For most of 1978, Green was in the hospital, and against the advice of doctors, went back on the road to earn money. While in New York City to play an engagement at George Benson's Breezin' Lounge, he collapsed in his car after a heart attack and died on January 31, 1979. He was buried in Greenwood Cemetery in his hometown of St. Louis and was survived by six children, including his son Grant Green Jr., who is also a guitarist. In 2017, the Killer Blues Headstone Project placed a headstone for Grant Green.

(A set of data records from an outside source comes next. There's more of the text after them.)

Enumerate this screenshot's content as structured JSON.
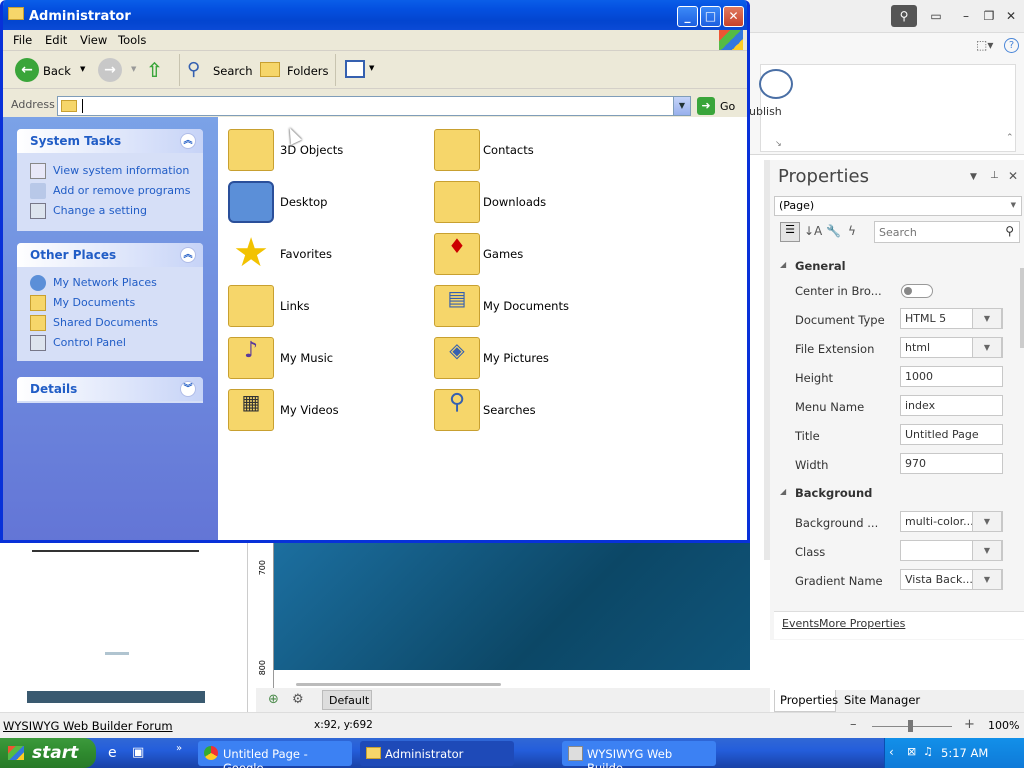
{
  "window": {
    "title": "Administrator",
    "min": "_",
    "max": "□",
    "close": "✕"
  },
  "menu": [
    "File",
    "Edit",
    "View",
    "Tools"
  ],
  "toolbar": {
    "back": "Back",
    "search": "Search",
    "folders": "Folders"
  },
  "address": {
    "label": "Address",
    "value": "",
    "go": "Go"
  },
  "tasks": {
    "system": {
      "title": "System Tasks",
      "items": [
        "View system information",
        "Add or remove programs",
        "Change a setting"
      ]
    },
    "other": {
      "title": "Other Places",
      "items": [
        "My Network Places",
        "My Documents",
        "Shared Documents",
        "Control Panel"
      ]
    },
    "details": {
      "title": "Details"
    }
  },
  "files": {
    "col1": [
      "3D Objects",
      "Desktop",
      "Favorites",
      "Links",
      "My Music",
      "My Videos"
    ],
    "col2": [
      "Contacts",
      "Downloads",
      "Games",
      "My Documents",
      "My Pictures",
      "Searches"
    ]
  },
  "builder": {
    "ribbon_label": "ublish",
    "properties": {
      "title": "Properties",
      "selector": "(Page)",
      "search_placeholder": "Search",
      "general": "General",
      "rows": [
        {
          "label": "Center in Bro...",
          "value": ""
        },
        {
          "label": "Document Type",
          "value": "HTML 5"
        },
        {
          "label": "File Extension",
          "value": "html"
        },
        {
          "label": "Height",
          "value": "1000"
        },
        {
          "label": "Menu Name",
          "value": "index"
        },
        {
          "label": "Title",
          "value": "Untitled Page"
        },
        {
          "label": "Width",
          "value": "970"
        }
      ],
      "background": "Background",
      "bg_rows": [
        {
          "label": "Background ...",
          "value": "multi-color..."
        },
        {
          "label": "Class",
          "value": ""
        },
        {
          "label": "Gradient Name",
          "value": "Vista Back..."
        }
      ],
      "events": "Events",
      "more": "More Properties"
    },
    "tabs": [
      "Properties",
      "Site Manager"
    ],
    "default_tab": "Default",
    "ruler": [
      "700",
      "800"
    ],
    "status_link": "WYSIWYG Web Builder Forum",
    "coords": "x:92, y:692",
    "zoom": "100%"
  },
  "taskbar": {
    "start": "start",
    "tasks": [
      "Untitled Page - Google...",
      "Administrator",
      "WYSIWYG Web Builde..."
    ],
    "clock": "5:17 AM"
  },
  "colors": {
    "xp_blue": "#0450e0",
    "task_link": "#215dc6",
    "taskbar": "#245edb"
  }
}
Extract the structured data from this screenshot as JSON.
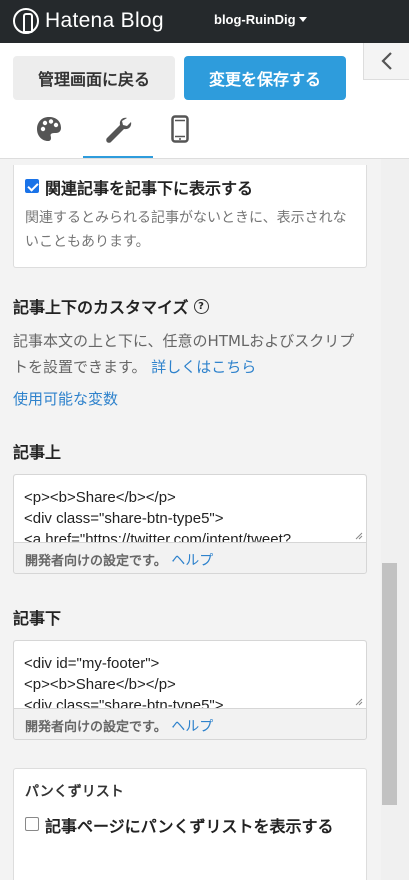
{
  "topbar": {
    "logo_text": "Hatena Blog",
    "blog_name": "blog-RuinDig",
    "background": "#25292c"
  },
  "header": {
    "back_label": "管理画面に戻る",
    "save_label": "変更を保存する",
    "accent": "#2e9cdc"
  },
  "tabs": [
    {
      "icon": "palette-icon",
      "active": false
    },
    {
      "icon": "wrench-icon",
      "active": true
    },
    {
      "icon": "smartphone-icon",
      "active": false
    }
  ],
  "related": {
    "checkbox_label": "関連記事を記事下に表示する",
    "checked": true,
    "description": "関連するとみられる記事がないときに、表示されないこともあります。"
  },
  "customize": {
    "title": "記事上下のカスタマイズ",
    "description": "記事本文の上と下に、任意のHTMLおよびスクリプトを設置できます。",
    "more_link": "詳しくはこちら",
    "variables_link": "使用可能な変数"
  },
  "above": {
    "title": "記事上",
    "code": "<p><b>Share</b></p>\n<div class=\"share-btn-type5\">\n<a href=\"https://twitter.com/intent/tweet?",
    "foot_text": "開発者向けの設定です。",
    "foot_link": "ヘルプ"
  },
  "below": {
    "title": "記事下",
    "code": "<div id=\"my-footer\">\n<p><b>Share</b></p>\n<div class=\"share-btn-type5\">",
    "foot_text": "開発者向けの設定です。",
    "foot_link": "ヘルプ"
  },
  "breadcrumb": {
    "title": "パンくずリスト",
    "checkbox_label": "記事ページにパンくずリストを表示する",
    "checked": false
  }
}
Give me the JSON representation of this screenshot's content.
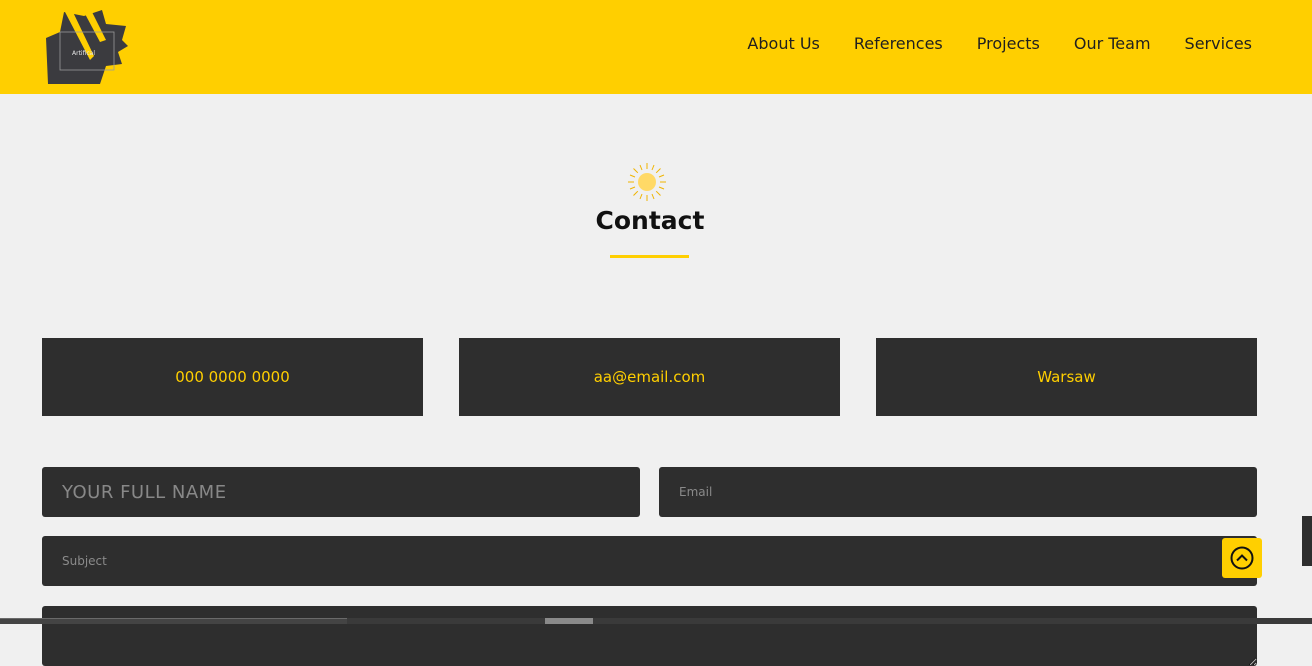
{
  "brand": {
    "logo_text": "Artifical"
  },
  "nav": {
    "items": [
      "About Us",
      "References",
      "Projects",
      "Our Team",
      "Services"
    ]
  },
  "section": {
    "title": "Contact"
  },
  "info": {
    "phone": "000 0000 0000",
    "email": "aa@email.com",
    "city": "Warsaw"
  },
  "form": {
    "name_placeholder": "YOUR FULL NAME",
    "email_placeholder": "Email",
    "subject_placeholder": "Subject",
    "message_placeholder": ""
  },
  "icons": {
    "sun": "sun-icon",
    "scroll_top": "chevron-up-circle-icon"
  },
  "colors": {
    "accent": "#ffcf00",
    "dark": "#2e2e2e",
    "background": "#f0f0f0"
  }
}
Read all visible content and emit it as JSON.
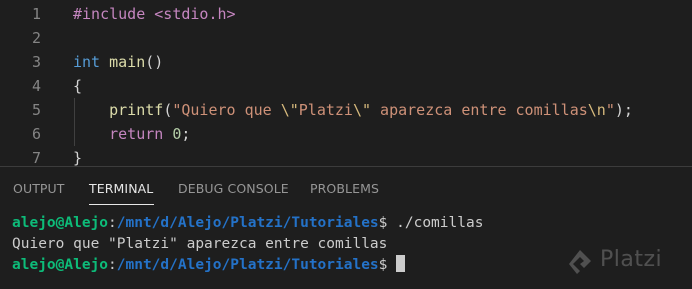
{
  "editor": {
    "lines": [
      {
        "num": "1",
        "parts": [
          {
            "cls": "kw-pre",
            "text": "#include <stdio.h>"
          }
        ]
      },
      {
        "num": "2",
        "parts": []
      },
      {
        "num": "3",
        "parts": [
          {
            "cls": "kw",
            "text": "int"
          },
          {
            "cls": "",
            "text": " "
          },
          {
            "cls": "fn",
            "text": "main"
          },
          {
            "cls": "",
            "text": "()"
          }
        ]
      },
      {
        "num": "4",
        "parts": [
          {
            "cls": "",
            "text": "{"
          }
        ]
      },
      {
        "num": "5",
        "parts": [
          {
            "cls": "",
            "text": "    "
          },
          {
            "cls": "fn",
            "text": "printf"
          },
          {
            "cls": "",
            "text": "("
          },
          {
            "cls": "str",
            "text": "\"Quiero que "
          },
          {
            "cls": "esc",
            "text": "\\\""
          },
          {
            "cls": "str",
            "text": "Platzi"
          },
          {
            "cls": "esc",
            "text": "\\\""
          },
          {
            "cls": "str",
            "text": " aparezca entre comillas"
          },
          {
            "cls": "esc",
            "text": "\\n"
          },
          {
            "cls": "str",
            "text": "\""
          },
          {
            "cls": "",
            "text": ");"
          }
        ]
      },
      {
        "num": "6",
        "parts": [
          {
            "cls": "",
            "text": "    "
          },
          {
            "cls": "ctl",
            "text": "return"
          },
          {
            "cls": "",
            "text": " "
          },
          {
            "cls": "num",
            "text": "0"
          },
          {
            "cls": "",
            "text": ";"
          }
        ]
      },
      {
        "num": "7",
        "parts": [
          {
            "cls": "",
            "text": "}"
          }
        ]
      }
    ]
  },
  "panel": {
    "tabs": {
      "output": "OUTPUT",
      "terminal": "TERMINAL",
      "debug_console": "DEBUG CONSOLE",
      "problems": "PROBLEMS"
    },
    "active_tab": "TERMINAL"
  },
  "terminal": {
    "prompt_user": "alejo@Alejo",
    "prompt_sep": ":",
    "prompt_path": "/mnt/d/Alejo/Platzi/Tutoriales",
    "prompt_symbol": "$ ",
    "command": "./comillas",
    "output": "Quiero que \"Platzi\" aparezca entre comillas"
  },
  "watermark": {
    "text": "Platzi",
    "icon": "platzi-logo-icon"
  },
  "colors": {
    "background": "#1e1e1e",
    "prompt_user": "#0dbc79",
    "prompt_path": "#2472c8"
  }
}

==Artistry and equipment==
Recording prolifically for Blue Note Records as both leader and sideman, Green performed in the hard bop, soul jazz, bebop, and Latin-tinged idioms throughout his career. Critic Michael Erlewine wrote, "A severely underrated player during his lifetime, Grant Green is one of the great unsung heroes of jazz guitar ... Green's playing is immediately recognizable – perhaps more than any other guitarist." Critic Dave Hunter described his sound as "lithe, loose, slightly bluesy and righteously groovy". The simplicity and immediacy of Green's playing, which tended to avoid chromaticism, derived from his early work playing rhythm and blues and, although he achieved a synthesis of this style with bop, he was a skilled blues and funk guitarist and returned to this style in his later career. According to jazz educator Wolf Marshall, "Grant Green's unique mixture of bebop, blues and funk distinguished him as one of the quintessential soul jazz/hard bop guitarists from the get-go."

He often performed in an organ trio, a small group featuring a Hammond organ and drummer. Apart from fellow guitarist Charlie Christian, Green's primary influences were saxophonists, particularly Charlie Parker, and his approach was almost exclusively melodic rather than chordal.

Green used a Gibson ES-330, then a Gibson L7 with a Gibson McCarty pickguard/pickup, an Epiphone Emperor (with the same pickup), and finally had a custom-built D'Aquisto. According to his protégé and fellow guitarist George Benson, Green achieved his tone by turning down the bass and treble settings of his amplifier to maximize the midrange. That way he could get his signature punchy, biting tone.